Existe, hoje, um raciocínio vigente de que tudo deve ser monetizado, tudo deve gerar lucro, mas, na cultura, nem sempre isso faz sentido. Concorda?
Monetizar alguma coisa para cobrar um ingresso, ok, mas isso não quer dizer que tenha lucro. Os museus mais visitados do mundo, o MoMa, o Met, o Museu do Louvre cobram ingressos e não são baratos. Esse preço tem o mesmo impacto dos valores que cobramos aqui no Brasil, de R$ 10 e R$ 5, ou seja, quase nenhum impacto no orçamento. Essa é uma discussão muito grande. Pessoalmente acho que a gente deve cobrar um ingresso, nem que seja pequeno, porque tem que dar alguma coisa em troca. Entrega-se o folheto para o cara que comprou um ingresso e, naturalmente, ele não vai jogar aquilo no chão. Se ele ganha, quando for arrumar o museu, no final do dia, parte dos folhetos estarão lá, no chão. Cobrar é educativo e não quer dizer que deva ser R$ 50 um ingresso de museu. Qualquer nível de governo tem um compromisso com a educação de sua comunidade. E educação se faz por outros meios que não só a escola. Então, temos que dar acessibilidade, como, por exemplo, cobrar um ingresso a R$ 5 ou ter um dia livre. Algumas pessoas dizem: quinta-feira é livre. Mas quem vai ao museu quinta-feira à tarde? Tem que ser livre o sábado, mesmo que isso faça baixar a receita. Dar acesso à população como um todo é muito importante. Gratuidade e ônibus na porta são coisas que podemos fazer para contrabalançar o conhecimento, que não pode ficar restrito a um grupo só. Museus, bibliotecas e arquivos são repositórios do conhecimento, por isso é importante a gente ter uma política de acesso, que passa, muitas vezes, pela gestão. É um desafio. Estamos num momento de grande reflexão sobre o tipo de parcerias que temos. O caso do Museu do MAR neste momento, que fez o aviso prévio para todos os seus funcionários, nos convida a refletir.
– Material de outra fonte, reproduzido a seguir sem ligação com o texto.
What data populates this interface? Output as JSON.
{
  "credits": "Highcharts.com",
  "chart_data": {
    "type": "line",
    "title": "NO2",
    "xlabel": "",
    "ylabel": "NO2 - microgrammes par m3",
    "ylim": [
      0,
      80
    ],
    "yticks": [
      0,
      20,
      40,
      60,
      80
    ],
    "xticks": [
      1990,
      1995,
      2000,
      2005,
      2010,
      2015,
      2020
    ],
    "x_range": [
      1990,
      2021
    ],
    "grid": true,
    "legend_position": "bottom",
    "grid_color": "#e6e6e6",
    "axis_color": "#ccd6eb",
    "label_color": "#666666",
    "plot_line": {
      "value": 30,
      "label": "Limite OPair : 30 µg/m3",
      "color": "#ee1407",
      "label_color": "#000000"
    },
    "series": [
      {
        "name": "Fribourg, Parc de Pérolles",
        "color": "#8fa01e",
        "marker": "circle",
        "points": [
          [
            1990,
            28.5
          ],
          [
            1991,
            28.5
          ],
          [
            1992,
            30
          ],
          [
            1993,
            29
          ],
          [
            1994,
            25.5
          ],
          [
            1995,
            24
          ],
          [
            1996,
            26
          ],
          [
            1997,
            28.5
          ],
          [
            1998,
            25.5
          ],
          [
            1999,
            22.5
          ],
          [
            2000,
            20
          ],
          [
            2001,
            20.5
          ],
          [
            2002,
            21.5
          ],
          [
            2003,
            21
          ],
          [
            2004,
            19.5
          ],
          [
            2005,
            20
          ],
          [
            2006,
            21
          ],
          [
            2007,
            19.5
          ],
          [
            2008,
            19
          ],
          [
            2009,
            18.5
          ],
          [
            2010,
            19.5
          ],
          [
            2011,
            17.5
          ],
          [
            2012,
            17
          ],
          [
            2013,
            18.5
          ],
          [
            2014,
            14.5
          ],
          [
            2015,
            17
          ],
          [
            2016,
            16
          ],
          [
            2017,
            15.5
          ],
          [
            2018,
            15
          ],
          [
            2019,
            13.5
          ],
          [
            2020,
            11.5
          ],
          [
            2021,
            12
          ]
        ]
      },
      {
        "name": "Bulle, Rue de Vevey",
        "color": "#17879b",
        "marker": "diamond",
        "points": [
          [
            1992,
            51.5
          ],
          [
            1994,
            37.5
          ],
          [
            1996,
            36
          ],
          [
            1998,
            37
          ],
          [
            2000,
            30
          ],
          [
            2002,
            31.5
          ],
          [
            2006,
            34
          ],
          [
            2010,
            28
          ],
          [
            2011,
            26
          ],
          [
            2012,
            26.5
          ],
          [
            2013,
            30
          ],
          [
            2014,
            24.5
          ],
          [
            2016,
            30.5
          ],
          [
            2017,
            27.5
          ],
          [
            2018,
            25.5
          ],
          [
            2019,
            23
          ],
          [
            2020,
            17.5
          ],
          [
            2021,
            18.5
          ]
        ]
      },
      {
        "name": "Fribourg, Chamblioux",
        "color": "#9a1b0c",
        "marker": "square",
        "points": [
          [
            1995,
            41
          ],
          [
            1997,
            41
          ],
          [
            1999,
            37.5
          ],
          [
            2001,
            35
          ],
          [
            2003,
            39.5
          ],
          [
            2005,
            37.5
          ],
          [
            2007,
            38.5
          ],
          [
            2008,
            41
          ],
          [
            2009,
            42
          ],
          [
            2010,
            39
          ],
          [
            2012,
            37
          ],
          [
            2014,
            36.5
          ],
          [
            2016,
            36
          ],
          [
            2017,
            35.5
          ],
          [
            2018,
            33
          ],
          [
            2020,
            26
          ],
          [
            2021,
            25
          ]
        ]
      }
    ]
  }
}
“Monetizar alguma coisa para cobrar um ingresso, ok, mas isso não quer dizer que tenha lucro. Os museus mais visitados do mundo, o MoMa, o Met, o Museu do Louvre cobram ingressos e não são baratos. Esse preço tem o mesmo impacto dos valores que cobramos aqui no Brasil, de R$ 10 e R$ 5, ou seja, quase nenhum impacto no orçamento. Essa é uma discussão muito grande. Pessoalmente acho que a gente deve cobrar um ingresso, nem que seja pequeno”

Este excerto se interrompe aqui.